この連結反応の生成物をE.Coli菌株HB101に移行した。形質転換体をクロラムフェニコール耐性で選択した。個々の形質転換体から得たプラスミドDNAを精製し、SELP0K-CS1多重DNA挿入に起因するサイズの増大について分析した。1000bp〜約3000bpの範囲の挿入サイズを有する数種のクローンを得た。SELP0K-CS1遺伝子モノマーの繰り返し16個を有するプラスミドpPT0369を続く構築に使用した。

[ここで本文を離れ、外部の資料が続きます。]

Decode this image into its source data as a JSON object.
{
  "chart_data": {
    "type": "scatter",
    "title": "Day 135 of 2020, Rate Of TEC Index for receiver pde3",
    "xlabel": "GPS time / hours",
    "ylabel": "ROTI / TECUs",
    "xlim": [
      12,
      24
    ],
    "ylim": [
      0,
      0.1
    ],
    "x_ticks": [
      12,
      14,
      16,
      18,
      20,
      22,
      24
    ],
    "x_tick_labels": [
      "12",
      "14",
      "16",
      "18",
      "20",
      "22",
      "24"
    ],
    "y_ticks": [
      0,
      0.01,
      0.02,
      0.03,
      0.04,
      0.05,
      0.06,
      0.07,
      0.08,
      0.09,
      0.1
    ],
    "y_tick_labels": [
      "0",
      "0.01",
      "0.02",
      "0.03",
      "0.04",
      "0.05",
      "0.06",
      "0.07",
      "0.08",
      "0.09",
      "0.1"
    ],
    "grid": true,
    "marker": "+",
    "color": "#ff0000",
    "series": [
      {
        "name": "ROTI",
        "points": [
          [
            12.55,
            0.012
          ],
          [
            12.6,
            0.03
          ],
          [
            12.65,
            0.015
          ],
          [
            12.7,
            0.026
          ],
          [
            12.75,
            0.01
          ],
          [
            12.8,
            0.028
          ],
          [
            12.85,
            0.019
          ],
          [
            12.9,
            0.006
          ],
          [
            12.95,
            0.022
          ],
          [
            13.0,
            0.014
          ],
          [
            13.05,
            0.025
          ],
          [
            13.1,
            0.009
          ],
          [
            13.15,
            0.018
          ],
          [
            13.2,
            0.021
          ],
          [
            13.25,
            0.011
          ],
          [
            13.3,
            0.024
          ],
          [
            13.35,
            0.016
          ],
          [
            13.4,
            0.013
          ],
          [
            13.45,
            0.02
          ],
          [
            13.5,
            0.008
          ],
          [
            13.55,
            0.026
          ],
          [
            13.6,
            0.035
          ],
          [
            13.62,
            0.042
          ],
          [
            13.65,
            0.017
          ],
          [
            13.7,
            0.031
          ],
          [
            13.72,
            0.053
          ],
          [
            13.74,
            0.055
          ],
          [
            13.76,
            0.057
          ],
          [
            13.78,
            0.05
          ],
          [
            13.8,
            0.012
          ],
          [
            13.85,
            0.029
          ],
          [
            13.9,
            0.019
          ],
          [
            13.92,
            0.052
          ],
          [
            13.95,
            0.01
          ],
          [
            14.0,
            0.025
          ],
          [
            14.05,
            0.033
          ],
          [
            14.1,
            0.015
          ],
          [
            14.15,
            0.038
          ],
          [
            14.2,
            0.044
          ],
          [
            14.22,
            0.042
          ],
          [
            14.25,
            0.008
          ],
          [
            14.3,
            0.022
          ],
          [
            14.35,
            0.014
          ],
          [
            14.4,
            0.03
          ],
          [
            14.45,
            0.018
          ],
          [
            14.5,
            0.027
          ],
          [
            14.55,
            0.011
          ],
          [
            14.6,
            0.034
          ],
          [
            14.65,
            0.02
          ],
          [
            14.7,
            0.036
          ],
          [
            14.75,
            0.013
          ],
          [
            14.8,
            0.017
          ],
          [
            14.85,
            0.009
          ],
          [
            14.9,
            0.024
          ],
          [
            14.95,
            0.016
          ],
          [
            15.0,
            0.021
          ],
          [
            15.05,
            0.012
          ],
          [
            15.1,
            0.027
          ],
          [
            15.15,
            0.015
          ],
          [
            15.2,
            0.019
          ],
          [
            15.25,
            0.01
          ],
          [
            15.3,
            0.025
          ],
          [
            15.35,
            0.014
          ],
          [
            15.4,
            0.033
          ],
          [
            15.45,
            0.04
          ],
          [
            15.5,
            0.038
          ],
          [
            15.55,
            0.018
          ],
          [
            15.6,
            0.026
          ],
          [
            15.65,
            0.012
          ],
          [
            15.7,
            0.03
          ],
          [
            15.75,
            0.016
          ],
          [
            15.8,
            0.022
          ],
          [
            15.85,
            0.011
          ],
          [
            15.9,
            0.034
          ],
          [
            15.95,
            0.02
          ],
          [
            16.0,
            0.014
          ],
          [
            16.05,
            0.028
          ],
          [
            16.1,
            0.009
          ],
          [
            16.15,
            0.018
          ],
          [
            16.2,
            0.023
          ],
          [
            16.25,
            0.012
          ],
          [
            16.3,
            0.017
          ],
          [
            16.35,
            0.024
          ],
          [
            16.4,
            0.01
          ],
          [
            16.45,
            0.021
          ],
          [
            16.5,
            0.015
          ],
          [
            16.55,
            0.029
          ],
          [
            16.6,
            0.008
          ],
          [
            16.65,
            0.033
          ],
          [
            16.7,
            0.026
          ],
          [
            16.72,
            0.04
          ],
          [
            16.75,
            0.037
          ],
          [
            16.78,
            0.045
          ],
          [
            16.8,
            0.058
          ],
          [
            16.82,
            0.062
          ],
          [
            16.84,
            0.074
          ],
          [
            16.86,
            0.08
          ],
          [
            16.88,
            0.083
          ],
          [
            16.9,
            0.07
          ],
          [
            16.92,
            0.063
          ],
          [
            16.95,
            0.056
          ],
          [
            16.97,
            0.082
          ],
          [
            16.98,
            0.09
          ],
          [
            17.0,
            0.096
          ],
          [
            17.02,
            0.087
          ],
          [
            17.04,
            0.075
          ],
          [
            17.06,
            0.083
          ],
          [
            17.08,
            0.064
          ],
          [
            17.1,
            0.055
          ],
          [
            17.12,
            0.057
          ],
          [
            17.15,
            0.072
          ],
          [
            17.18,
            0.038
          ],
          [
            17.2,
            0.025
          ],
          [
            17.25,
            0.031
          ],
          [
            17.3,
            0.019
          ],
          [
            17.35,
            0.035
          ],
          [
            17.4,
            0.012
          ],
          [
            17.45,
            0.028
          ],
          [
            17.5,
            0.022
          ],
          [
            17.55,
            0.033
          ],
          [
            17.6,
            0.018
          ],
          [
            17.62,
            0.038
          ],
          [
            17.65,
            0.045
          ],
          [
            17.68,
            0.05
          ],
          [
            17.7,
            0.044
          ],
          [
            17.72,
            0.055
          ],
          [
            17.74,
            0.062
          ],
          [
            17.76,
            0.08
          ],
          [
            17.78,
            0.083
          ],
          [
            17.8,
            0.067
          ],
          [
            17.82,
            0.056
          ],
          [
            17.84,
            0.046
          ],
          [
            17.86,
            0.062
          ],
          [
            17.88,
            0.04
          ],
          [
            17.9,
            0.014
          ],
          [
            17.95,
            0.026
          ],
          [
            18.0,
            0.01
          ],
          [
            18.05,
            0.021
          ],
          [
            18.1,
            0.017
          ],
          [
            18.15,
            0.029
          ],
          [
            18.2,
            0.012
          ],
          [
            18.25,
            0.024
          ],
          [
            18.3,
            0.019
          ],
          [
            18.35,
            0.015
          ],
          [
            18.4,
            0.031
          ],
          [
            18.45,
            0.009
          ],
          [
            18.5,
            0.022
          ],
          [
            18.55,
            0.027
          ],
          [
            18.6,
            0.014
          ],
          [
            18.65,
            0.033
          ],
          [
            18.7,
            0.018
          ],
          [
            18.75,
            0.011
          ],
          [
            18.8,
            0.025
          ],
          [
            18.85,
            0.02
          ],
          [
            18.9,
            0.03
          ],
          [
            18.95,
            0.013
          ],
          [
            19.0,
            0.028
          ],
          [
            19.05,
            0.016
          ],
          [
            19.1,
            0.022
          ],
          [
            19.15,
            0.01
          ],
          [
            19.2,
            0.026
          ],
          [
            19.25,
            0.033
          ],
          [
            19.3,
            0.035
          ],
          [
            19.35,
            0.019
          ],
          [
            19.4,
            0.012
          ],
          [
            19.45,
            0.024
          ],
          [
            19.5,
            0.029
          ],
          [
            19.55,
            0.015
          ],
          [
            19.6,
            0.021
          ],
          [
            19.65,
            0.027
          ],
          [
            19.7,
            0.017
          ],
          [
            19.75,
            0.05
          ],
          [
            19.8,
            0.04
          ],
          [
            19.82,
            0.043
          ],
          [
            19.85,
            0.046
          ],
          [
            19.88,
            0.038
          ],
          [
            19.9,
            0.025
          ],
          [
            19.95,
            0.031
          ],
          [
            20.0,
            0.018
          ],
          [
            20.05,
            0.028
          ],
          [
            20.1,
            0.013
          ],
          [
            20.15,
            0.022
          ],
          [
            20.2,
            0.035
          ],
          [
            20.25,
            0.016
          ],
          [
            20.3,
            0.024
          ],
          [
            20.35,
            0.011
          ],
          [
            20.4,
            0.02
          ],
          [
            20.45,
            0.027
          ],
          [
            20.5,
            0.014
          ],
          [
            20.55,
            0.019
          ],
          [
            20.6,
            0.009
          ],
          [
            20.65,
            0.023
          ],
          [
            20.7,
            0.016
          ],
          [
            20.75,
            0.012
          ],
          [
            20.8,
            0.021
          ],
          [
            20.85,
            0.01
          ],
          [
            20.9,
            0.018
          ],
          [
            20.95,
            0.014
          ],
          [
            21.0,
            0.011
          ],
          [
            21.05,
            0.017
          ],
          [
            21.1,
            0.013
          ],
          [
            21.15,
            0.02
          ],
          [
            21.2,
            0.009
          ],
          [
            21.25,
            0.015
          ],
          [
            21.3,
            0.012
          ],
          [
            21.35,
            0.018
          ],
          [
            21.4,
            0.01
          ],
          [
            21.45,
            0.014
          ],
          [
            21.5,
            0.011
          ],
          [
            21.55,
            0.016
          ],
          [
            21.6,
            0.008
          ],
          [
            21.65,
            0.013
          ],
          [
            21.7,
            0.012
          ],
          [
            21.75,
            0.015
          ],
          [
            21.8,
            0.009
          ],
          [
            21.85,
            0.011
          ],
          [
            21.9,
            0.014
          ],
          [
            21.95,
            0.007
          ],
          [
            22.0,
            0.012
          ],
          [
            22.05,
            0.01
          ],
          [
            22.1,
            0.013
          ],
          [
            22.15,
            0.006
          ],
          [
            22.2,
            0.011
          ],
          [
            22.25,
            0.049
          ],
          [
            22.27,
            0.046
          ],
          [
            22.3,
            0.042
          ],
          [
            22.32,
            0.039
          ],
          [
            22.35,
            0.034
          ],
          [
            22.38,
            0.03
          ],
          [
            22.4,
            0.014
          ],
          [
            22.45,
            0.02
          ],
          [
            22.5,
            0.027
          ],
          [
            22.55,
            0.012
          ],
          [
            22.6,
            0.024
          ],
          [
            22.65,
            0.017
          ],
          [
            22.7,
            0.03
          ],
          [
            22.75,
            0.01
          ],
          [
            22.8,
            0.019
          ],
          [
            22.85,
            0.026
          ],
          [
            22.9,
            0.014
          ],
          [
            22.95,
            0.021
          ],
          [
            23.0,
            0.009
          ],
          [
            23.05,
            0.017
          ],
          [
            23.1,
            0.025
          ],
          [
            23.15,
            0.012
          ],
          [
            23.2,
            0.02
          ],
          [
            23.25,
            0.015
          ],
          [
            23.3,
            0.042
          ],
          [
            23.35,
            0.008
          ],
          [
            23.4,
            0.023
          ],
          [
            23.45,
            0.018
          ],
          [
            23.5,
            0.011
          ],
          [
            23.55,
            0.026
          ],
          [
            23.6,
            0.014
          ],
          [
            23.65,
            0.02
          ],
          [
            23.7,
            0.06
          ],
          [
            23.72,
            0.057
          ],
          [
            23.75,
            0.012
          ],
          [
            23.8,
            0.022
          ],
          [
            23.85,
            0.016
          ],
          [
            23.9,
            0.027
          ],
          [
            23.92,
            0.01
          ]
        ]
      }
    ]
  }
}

pPT0369のプラスミドDNAをBanI RENで消化し、次いでProbindフィルターを通し、消化フラグメントをアガロースゲル電気泳動で分離した。SELP0K-CS1遺伝子フラグメント(約2800bp)を切り出し、Ultrafree-MCフィルターで精製し、Bio-Spin6カラムを用いて脱塩した。該精製フラグメントを次いでBanI RENで消化されているプラスミドpPT0317と連結し、次いでProbindフィルター及びBio-Spin6カラムを通した。該DNAを、次にエビアルカリホスファターゼ(SAP)で処理し、Probindフィルター及び次いでBio-Spin6カラムに通した(実施例1参照)。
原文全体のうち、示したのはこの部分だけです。